Türkiye bir seçimin daha sath-ı mailine girmiş bulunmaktadır.
Satıhta, demokratik bir heyecan yaşanmaktadır. Kentin bulvarlarında günlük ve haftalık virdler işlevini yürüten cıvıltılı reklam panolarında, başörtülü resimleriyle kadın aday adayları renk katmaktadırlar. Satıhta, neo-liberal çorbada başörtümüzle tuzumuz olsun gibisinden poz vermekte, dünün ‘mağduru’ başörtülü bayanlar…
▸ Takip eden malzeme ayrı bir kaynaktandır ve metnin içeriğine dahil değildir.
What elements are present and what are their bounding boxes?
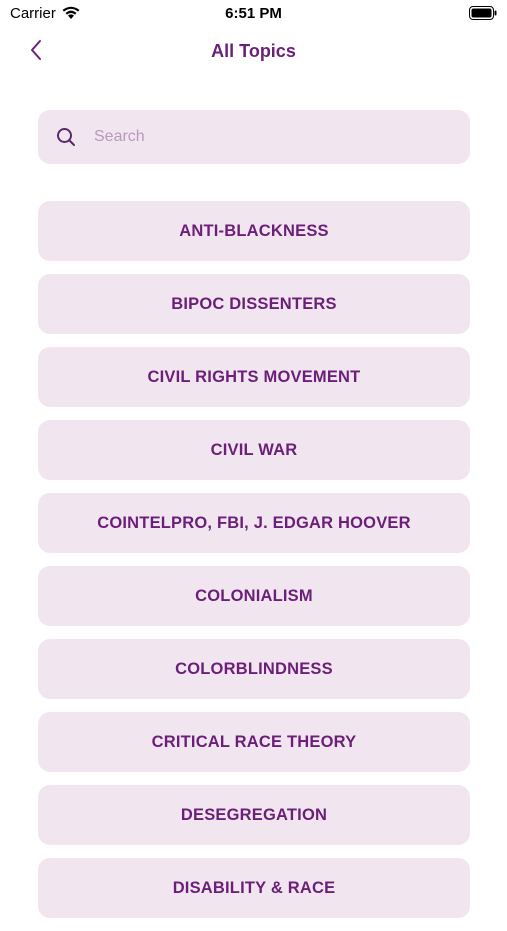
topic-label: BIPOC DISSENTERS	[171, 294, 337, 313]
topic-item-colorblindness[interactable]: COLORBLINDNESS	[38, 639, 470, 699]
topic-label: CIVIL RIGHTS MOVEMENT	[147, 367, 361, 386]
battery-icon	[469, 6, 497, 20]
search-icon	[56, 127, 76, 147]
topic-item-bipoc-dissenters[interactable]: BIPOC DISSENTERS	[38, 274, 470, 334]
topic-list: ANTI-BLACKNESS BIPOC DISSENTERS CIVIL RI…	[38, 201, 470, 931]
topic-item-cointelpro[interactable]: COINTELPRO, FBI, J. EDGAR HOOVER	[38, 493, 470, 553]
topic-label: COLONIALISM	[195, 586, 313, 605]
topic-item-disability-race[interactable]: DISABILITY & RACE	[38, 858, 470, 918]
search-input[interactable]	[94, 110, 454, 164]
topic-label: DESEGREGATION	[180, 805, 328, 824]
topic-label: CRITICAL RACE THEORY	[151, 732, 357, 751]
navigation-bar: All Topics	[0, 30, 507, 74]
topic-label: COLORBLINDNESS	[175, 659, 333, 678]
search-box[interactable]	[38, 110, 470, 164]
topic-item-desegregation[interactable]: DESEGREGATION	[38, 785, 470, 845]
topic-item-critical-race-theory[interactable]: CRITICAL RACE THEORY	[38, 712, 470, 772]
topic-label: DISABILITY & RACE	[172, 878, 336, 897]
status-time: 6:51 PM	[225, 5, 282, 22]
topic-item-colonialism[interactable]: COLONIALISM	[38, 566, 470, 626]
topic-label: COINTELPRO, FBI, J. EDGAR HOOVER	[97, 513, 411, 532]
topic-label: CIVIL WAR	[210, 440, 298, 459]
topic-item-civil-war[interactable]: CIVIL WAR	[38, 420, 470, 480]
topic-item-civil-rights-movement[interactable]: CIVIL RIGHTS MOVEMENT	[38, 347, 470, 407]
topic-item-anti-blackness[interactable]: ANTI-BLACKNESS	[38, 201, 470, 261]
topic-label: ANTI-BLACKNESS	[179, 221, 329, 240]
page-title: All Topics	[211, 41, 296, 61]
status-bar: Carrier 6:51 PM	[0, 0, 507, 28]
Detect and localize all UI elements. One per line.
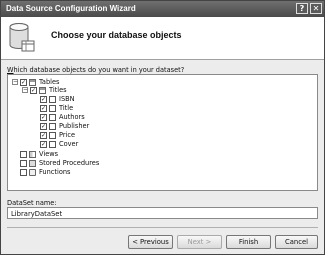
wizard-window: Data Source Configuration Wizard ? ✕ Cho… [0,0,325,255]
tree-node-tables[interactable]: − ✓ Tables [12,78,60,86]
isbn-checkbox[interactable]: ✓ [40,95,47,103]
cancel-button[interactable]: Cancel [275,235,318,249]
views-icon [29,150,36,158]
titles-label: Titles [49,86,67,94]
prompt-rest: hich database objects do you want in you… [13,66,185,74]
finish-button[interactable]: Finish [226,235,271,249]
publisher-checkbox[interactable]: ✓ [40,122,47,130]
stored-procedures-checkbox[interactable] [20,159,27,167]
dataset-name-input[interactable]: LibraryDataSet [7,207,318,219]
column-icon [49,140,56,148]
tables-icon [29,78,36,86]
page-heading: Choose your database objects [51,30,182,40]
stored-procedures-icon [29,159,36,167]
functions-checkbox[interactable] [20,168,27,176]
previous-button[interactable]: < Previous [128,235,173,249]
authors-checkbox[interactable]: ✓ [40,113,47,121]
dataset-name-label: DataSet name: [7,199,57,207]
title-checkbox[interactable]: ✓ [40,104,47,112]
footer-divider [7,227,318,228]
tree-node-authors[interactable]: ✓ Authors [40,113,85,121]
tree-node-stored-procedures[interactable]: Stored Procedures [20,159,99,167]
views-label: Views [39,150,59,158]
tree-node-title[interactable]: ✓ Title [40,104,73,112]
collapse-titles-toggle[interactable]: − [22,87,28,93]
column-icon [49,113,56,121]
next-button[interactable]: Next > [177,235,222,249]
isbn-label: ISBN [59,95,75,103]
views-checkbox[interactable] [20,150,27,158]
title-bar[interactable]: Data Source Configuration Wizard ? ✕ [1,1,324,17]
tree-node-isbn[interactable]: ✓ ISBN [40,95,75,103]
tables-label: Tables [39,78,60,86]
collapse-tables-toggle[interactable]: − [12,79,18,85]
functions-label: Functions [39,168,71,176]
price-label: Price [59,131,76,139]
stored-procedures-label: Stored Procedures [39,159,100,167]
publisher-label: Publisher [59,122,90,130]
database-objects-tree[interactable]: − ✓ Tables − ✓ Titles ✓ ISBN ✓ Title ✓ A… [7,74,318,191]
tree-prompt: Which database objects do you want in yo… [7,66,184,74]
column-icon [49,104,56,112]
functions-icon [29,168,36,176]
tree-node-price[interactable]: ✓ Price [40,131,75,139]
tree-node-views[interactable]: Views [20,150,58,158]
wizard-header: Choose your database objects [1,17,324,60]
table-icon [39,86,46,94]
close-button[interactable]: ✕ [310,3,322,14]
titles-checkbox[interactable]: ✓ [30,86,37,94]
column-icon [49,131,56,139]
title-label: Title [59,104,74,112]
tree-node-functions[interactable]: Functions [20,168,70,176]
tree-node-cover[interactable]: ✓ Cover [40,140,78,148]
cover-label: Cover [59,140,79,148]
price-checkbox[interactable]: ✓ [40,131,47,139]
window-title: Data Source Configuration Wizard [6,4,136,13]
cover-checkbox[interactable]: ✓ [40,140,47,148]
tree-node-publisher[interactable]: ✓ Publisher [40,122,89,130]
tables-checkbox[interactable]: ✓ [20,78,27,86]
authors-label: Authors [59,113,85,121]
database-icon [9,23,35,52]
tree-node-titles[interactable]: − ✓ Titles [22,86,67,94]
column-icon [49,122,56,130]
help-button[interactable]: ? [296,3,308,14]
column-icon [49,95,56,103]
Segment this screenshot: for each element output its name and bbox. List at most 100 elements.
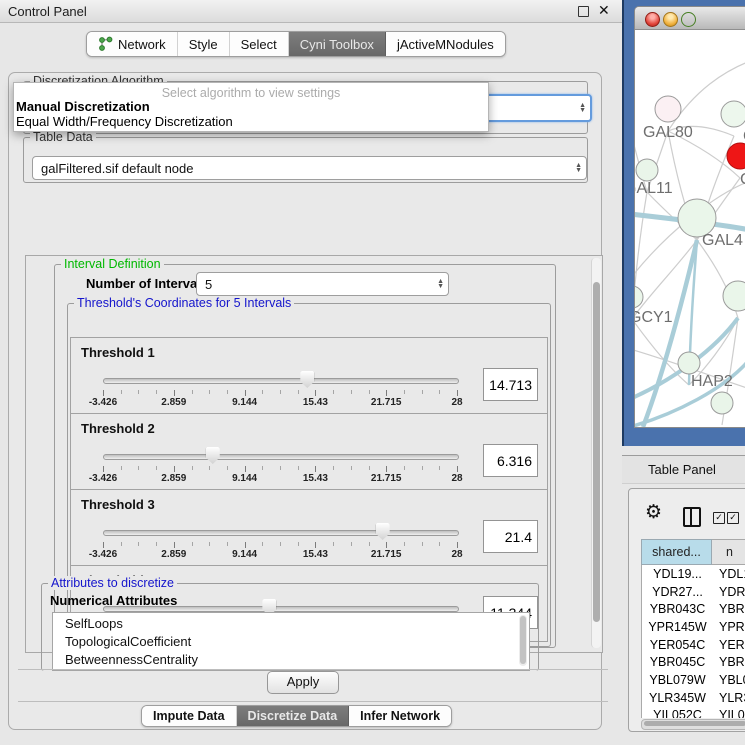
tick-mark (192, 390, 193, 394)
checkbox-icon[interactable]: ✓ (713, 512, 725, 524)
network-node[interactable] (635, 286, 643, 308)
attribute-list-item[interactable]: BetweennessCentrality (53, 651, 529, 669)
column-header-name[interactable]: n (712, 539, 745, 565)
network-canvas[interactable]: GAL80GCGAL11GAL4GCY1HHAP2 (635, 29, 745, 427)
tick-mark (315, 390, 316, 396)
control-panel-tabs: Network Style Select Cyni Toolbox jActiv… (86, 31, 506, 57)
tick-label: 9.144 (220, 473, 270, 484)
divider (18, 669, 608, 670)
popup-option-equal-width-frequency[interactable]: Equal Width/Frequency Discretization (16, 114, 233, 129)
tab-select[interactable]: Select (230, 32, 289, 56)
table-row[interactable]: YER054CYER0 (642, 636, 745, 654)
tick-mark (422, 390, 423, 394)
tick-mark (138, 390, 139, 394)
table-row[interactable]: YBL079WYBL0 (642, 671, 745, 689)
cell-name: YBR0 (713, 602, 745, 616)
column-header-shared-name[interactable]: shared... (641, 539, 712, 565)
list-scrollbar[interactable] (519, 615, 527, 666)
tick-label: -3.426 (78, 397, 128, 408)
threshold-slider-track[interactable] (103, 530, 459, 536)
network-node[interactable] (721, 101, 745, 127)
attribute-list-item[interactable]: SelfLoops (53, 615, 529, 633)
tab-discretize-data[interactable]: Discretize Data (237, 706, 350, 726)
cell-shared-name: YLR345W (642, 691, 713, 705)
tick-label: 9.144 (220, 397, 270, 408)
network-window-titlebar[interactable] (635, 7, 745, 30)
threshold-slider-thumb[interactable] (300, 371, 314, 388)
node-label: GAL11 (635, 180, 673, 197)
threshold-value-field[interactable]: 14.713 (483, 368, 538, 401)
close-icon[interactable]: ✕ (598, 2, 610, 19)
table-row[interactable]: YPR145WYPR1 (642, 618, 745, 636)
tick-mark (121, 542, 122, 546)
table-row[interactable]: YDL19...YDL1 (642, 565, 745, 583)
table-row[interactable]: YDR27...YDR2 (642, 583, 745, 601)
threshold-slider-track[interactable] (103, 378, 459, 384)
table-data-combobox[interactable]: galFiltered.sif default node ▲▼ (32, 156, 587, 180)
network-node[interactable] (636, 159, 658, 181)
tick-label: 15.43 (290, 549, 340, 560)
float-window-icon[interactable] (578, 6, 589, 17)
threshold-value-field[interactable]: 21.4 (483, 520, 538, 553)
tick-mark (245, 542, 246, 548)
tick-label: 15.43 (290, 473, 340, 484)
tick-mark (156, 466, 157, 470)
network-node[interactable] (723, 281, 745, 311)
network-node[interactable] (711, 392, 733, 414)
attribute-list-item[interactable]: TopologicalCoefficient (53, 633, 529, 651)
threshold-slider-thumb[interactable] (206, 447, 220, 464)
gear-icon[interactable]: ⚙ (645, 501, 662, 524)
tick-mark (457, 542, 458, 548)
cell-shared-name: YBR043C (642, 602, 713, 616)
horizontal-scrollbar[interactable] (641, 719, 745, 730)
num-intervals-value: 5 (205, 277, 212, 292)
tab-jactivemnodules[interactable]: jActiveMNodules (386, 32, 505, 56)
tab-impute-data[interactable]: Impute Data (142, 706, 237, 726)
tick-label: 28 (432, 397, 482, 408)
scrollbar-thumb[interactable] (520, 616, 526, 664)
cyni-toolbox-panel: Discretization Algorithm ▲▼ Table Data g… (8, 72, 602, 730)
table-row[interactable]: YBR045CYBR0 (642, 653, 745, 671)
tick-mark (245, 390, 246, 396)
threshold-value-field[interactable]: 6.316 (483, 444, 538, 477)
table-row[interactable]: YLR345WYLR3 (642, 689, 745, 707)
network-node[interactable] (678, 352, 700, 374)
network-view-window[interactable]: GAL80GCGAL11GAL4GCY1HHAP2 (634, 6, 745, 428)
tab-cyni-toolbox[interactable]: Cyni Toolbox (289, 32, 386, 56)
tick-mark (439, 542, 440, 546)
threshold-slider-track[interactable] (103, 454, 459, 460)
attributes-title: Attributes to discretize (48, 576, 177, 590)
zoom-traffic-light-icon[interactable] (681, 12, 696, 27)
scrollbar-thumb[interactable] (593, 282, 600, 622)
tick-label: 15.43 (290, 397, 340, 408)
table-row[interactable]: YIL052CYIL0 (642, 707, 745, 719)
tick-mark (280, 466, 281, 470)
tick-mark (262, 390, 263, 394)
tab-style[interactable]: Style (178, 32, 230, 56)
tab-network[interactable]: Network (87, 32, 178, 56)
tick-mark (209, 466, 210, 470)
threshold-slider-thumb[interactable] (376, 523, 390, 540)
cell-shared-name: YDR27... (642, 585, 713, 599)
close-traffic-light-icon[interactable] (645, 12, 660, 27)
tick-mark (174, 390, 175, 396)
minimize-traffic-light-icon[interactable] (663, 12, 678, 27)
tick-mark (298, 466, 299, 470)
num-intervals-combobox[interactable]: 5 ▲▼ (196, 272, 449, 296)
tick-mark (422, 466, 423, 470)
tick-mark (351, 466, 352, 470)
tick-mark (386, 466, 387, 472)
checkbox-icon[interactable]: ✓ (727, 512, 739, 524)
apply-button[interactable]: Apply (267, 671, 339, 694)
popup-option-manual-discretization[interactable]: Manual Discretization (16, 99, 150, 114)
cell-name: YER0 (713, 638, 745, 652)
tab-infer-network[interactable]: Infer Network (349, 706, 451, 726)
scrollbar-thumb[interactable] (644, 721, 745, 726)
split-columns-icon[interactable] (683, 507, 701, 527)
tick-mark (103, 542, 104, 548)
vertical-scrollbar[interactable] (591, 258, 601, 648)
numerical-attributes-label: Numerical Attributes (50, 593, 177, 608)
network-node[interactable] (655, 96, 681, 122)
cell-shared-name: YDL19... (642, 567, 713, 581)
table-row[interactable]: YBR043CYBR0 (642, 600, 745, 618)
Çok yakın geçmişe kadar, “her başarılı erkeğin arkasında bir kadın” bulunurdu; şimdi ise tespit tersine dönmüş gibidir; her ‘başarılı [başörtülü] kadın siyasetçinin’ arka planında, muhafazakâr-nâm eşi bulunacak…
İktidar partisi saflarından milletvekili seçilmek için yapılan başvuruların yoğunluğunu görünce duramadım, ben de, kimlerin aday adayı olması gerektiğine dair içimden gelen duyguları yazıya dökeyim dedim…
Kimler aday adayı olmalı?
Tabi bunu yazmak pek öyle kolay değil ama biz yine de kolaymış gibi yapalım…
Öncelikle, ‘yeni Türkiye’ ülküsü olan, Türkiye’yi ‘büyük Türkiye’ yapacak olanlar aday olmalıdır. “Yeni Türkiye, büyük Türkiye nedir?” derseniz, yani bunu da bilmiyorsanız, eh ne diyeyim ki size! Yani bunu bilmiyorsunuz… Yani aslına bakarsanız, aday adayı da bilmemeli bunu çünkü onun yerine, partisinin yüz yılda bir gelecek lider(ler)i düşünmüştür ve daha da düşünecektir. Adaydan istenen, mecliste kendisini bekleyen koltuğu işgal edebilmesidir.
İkinci olarak, liderine tam bir kul şuuruyla tabasbus edebilecek kıvamda ve kıvraklıkta biri olmalı, liderinin rızay-ı şerifine mugayir ve muhalif bir söz etme cesaretini hiçbir zaman taşımamalı ve bundan sonra da, varsa böylesine bir insani damarı, onu iğdiş etmeli; böyle terbiyeli, nezaketli, saygılı kişi olmalı. Benim küçük aklım almasa da, liderimin her sözünde bir hikmet, her işinde bir keramet mutlaka vardır diyebilme salâbetini göstermelidir aday dediğin zat…
Bu cümleden olarak, ona bu günleri gösteren, bu yolları açan liderinde bir ilahî derinlik hissetmeli, tanrının özel yarattığı bir kurtarıcı gözüyle bakabilmeli, hatta hatta liderinin, Allah’ın bütün sıfatlarını üzerinde cem etmiş biri olduğuna inanmakta asla tereddüt etmemelidir… Zaten imanın tereddüt kabul etmeyeceğini mutlaka biliyordur aday dediğimiz zat…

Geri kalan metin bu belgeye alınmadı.